If we agree that adding support for features in epochal and incremental training of ALS is important, then we should take it into account already.

  1. If we are sure we need to add support for features, we can reuse our code of model training. There we use exactly the same solver that was specified during ALS initialization. So user will have cg solver if he specified it for ALS. Which is great. We don't use ALS.partial_fit_users()/items() if we select this way of implementation.
  2. If we stick to using ALS.partial_fit_users()/items() we have simpler code for now. But: 1) we can't support features, it's gonna be a mess. 2) we can't support using exactly the same solver that user selected => we can't guarantee that epochal training will give us same results as usual training. My opinion that this is a bad way to choose, it is messy and confusing. But I'm completely open to any other opinions.

If we drop ALS.partial_fit_users()/items() in implementation and thinks about adding support for features in epochal training I see the following steps:

  1. First PR refactors ALS wrapper fitting code in the following way: 1.1 _fit for any number of epochs, not just ImplicitALSWrapperModel.model.iterations number. This will enable epochal training with epochs argument after fit_partial method is introduced. 1.2 Make clear distinction in the code between factors initialization and factors training. This will enable continuing training after model was fitted.

Last point it the most difficult one. We have 2 methods to refactor: fit_als_with_features_separately_inplace and fit_als_with_features_together_inplace. When calling these methods for an already fitted model of course we shouldn't make a deepcopy of an unfitted model (https://github.com/MobileTeleSystems/RecTools/blob/8a3b7165a6928507a4edfe01ecd100280b7a0a00/rectools/models/implicit_als.py#L73) but just pass self.model instead

Let's dive deeper.

  1. fit_als_with_features_together_inplace For now for epochal training we assume dataset hasn't changed. So for fitted model we shouldn't init user_explicit_factors, user_latent_factors and user_factors_paired_to_items from scratch. We should take learnt factors from model current state.

    if self.is_fitted:  
    user_factors = self.get_user_vectors()  
    item_factors = self.get_item_vectors()  

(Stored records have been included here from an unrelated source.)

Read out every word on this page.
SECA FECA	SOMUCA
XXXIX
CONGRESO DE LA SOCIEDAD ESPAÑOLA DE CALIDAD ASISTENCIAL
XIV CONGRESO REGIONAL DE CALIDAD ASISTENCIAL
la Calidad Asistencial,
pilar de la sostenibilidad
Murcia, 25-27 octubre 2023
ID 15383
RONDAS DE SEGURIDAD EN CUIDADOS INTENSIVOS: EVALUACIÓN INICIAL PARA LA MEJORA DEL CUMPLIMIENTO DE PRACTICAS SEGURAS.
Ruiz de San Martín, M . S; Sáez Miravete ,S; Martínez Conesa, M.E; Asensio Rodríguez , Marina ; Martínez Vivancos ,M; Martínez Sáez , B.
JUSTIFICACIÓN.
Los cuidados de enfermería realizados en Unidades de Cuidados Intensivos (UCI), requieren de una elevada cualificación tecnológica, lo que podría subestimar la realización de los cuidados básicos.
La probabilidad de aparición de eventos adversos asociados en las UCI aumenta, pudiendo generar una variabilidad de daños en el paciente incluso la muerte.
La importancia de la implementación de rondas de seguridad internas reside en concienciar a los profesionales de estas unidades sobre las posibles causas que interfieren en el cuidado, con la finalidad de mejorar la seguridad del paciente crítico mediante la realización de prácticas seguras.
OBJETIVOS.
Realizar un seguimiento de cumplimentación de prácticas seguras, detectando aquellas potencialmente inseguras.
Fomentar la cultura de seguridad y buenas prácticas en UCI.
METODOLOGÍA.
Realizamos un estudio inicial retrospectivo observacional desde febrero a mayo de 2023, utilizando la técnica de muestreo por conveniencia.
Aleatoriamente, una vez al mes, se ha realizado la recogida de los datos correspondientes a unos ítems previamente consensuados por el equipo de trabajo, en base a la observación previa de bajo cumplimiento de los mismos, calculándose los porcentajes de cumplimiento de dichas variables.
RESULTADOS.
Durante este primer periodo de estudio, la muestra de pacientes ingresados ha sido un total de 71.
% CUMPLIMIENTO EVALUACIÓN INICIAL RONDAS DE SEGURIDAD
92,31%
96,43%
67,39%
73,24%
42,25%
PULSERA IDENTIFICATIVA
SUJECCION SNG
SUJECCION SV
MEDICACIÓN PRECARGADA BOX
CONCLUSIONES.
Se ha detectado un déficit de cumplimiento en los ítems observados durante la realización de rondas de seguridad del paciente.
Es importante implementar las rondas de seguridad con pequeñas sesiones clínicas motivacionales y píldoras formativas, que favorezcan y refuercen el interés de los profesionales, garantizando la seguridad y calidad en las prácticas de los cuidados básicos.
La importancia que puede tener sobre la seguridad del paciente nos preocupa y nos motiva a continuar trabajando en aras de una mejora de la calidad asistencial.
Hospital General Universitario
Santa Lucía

    and then call _fit_combined_factors_on_gpu_inplace with additional epochs argument (same for cpu)

  2. _fit_combined_factors_on_gpu_inplace We can leave the whole code of this method as is. But we need to change ImplicitALSWrapperModel.model.iterations attribute to the required number before calling it (and then change it back afterwards).

@feldlime please check me carefully :) and write your opinion

@chezou please tell me what you think and you have any questions/doubts? Are you willing to do this part of work?

I would suggest to do this refactoring first. And then introduce fit_partial method for both ALS and LightFM in one PR to enable epochal training, and then work in incremental training

blondered commented 2 days ago

@chezou if you don't feel comfortable with ALS refactoring PR, we can do it ourselves. And afterwards you can continue with further PRs

chezou commented 1 day ago

@blondered Sorry, I've been super busy with my work. Please go ahead for refactoring PR since I'm not confident enough.

As long as ALS.recalculate_user()/item() will be eventually re-implemented and user/item adding will be supported in the future, I agree with dropping ALS.partial_fit_users()/items().

blondered commented 1 day ago

Ok. It will not be immediate bit we'll try to do it as soon as we can.